Enclosure, Lissadober, Co. Tipperary
Co. Tipperary |
Enclosures
There is something quietly unsettling about a place that exists only from the air.
At Lissadober in County Tipperary, an oval enclosure roughly 35 to 40 metres across lies beneath ordinary pasture, invisible to anyone standing in the field. No earthwork rises above the grass, no stone breaks the surface. Walk the ground and you would have no reason to suspect anything was there at all.
The enclosure came to light in 1973, when an aerial photograph captured the faint trace of its outline against the surrounding land. Aerial photography has long been one of the primary tools for detecting buried or levelled features in the Irish landscape; variations in soil moisture, crop growth, or grass colour can reveal the ghost of a ditch or bank that has otherwise vanished entirely.

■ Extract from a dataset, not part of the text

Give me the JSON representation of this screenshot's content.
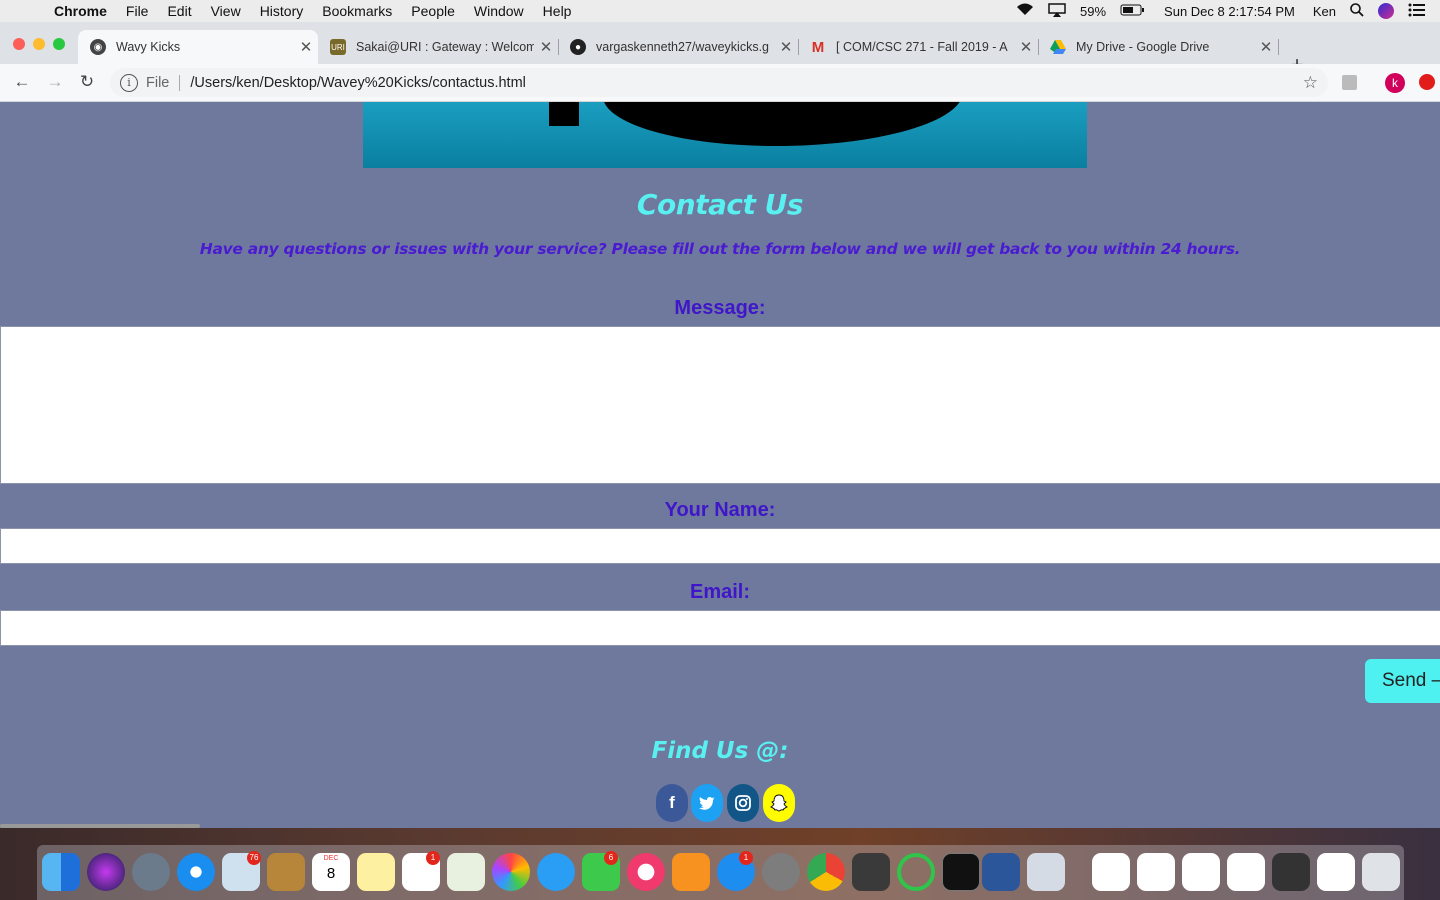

The Lissadober site sits on fairly level ground in gently undulating terrain, which complicates matters further, since the field itself contains natural undulations that could easily mask or mimic the shape of a buried feature. What the enclosure was originally, whether a ringfort of the early medieval period, an earlier ceremonial site, or something else again, is not known from the available evidence. The oval form and the approximate dimensions place it within a broad family of enclosed sites found across Ireland, but without excavation, its date and function remain open questions.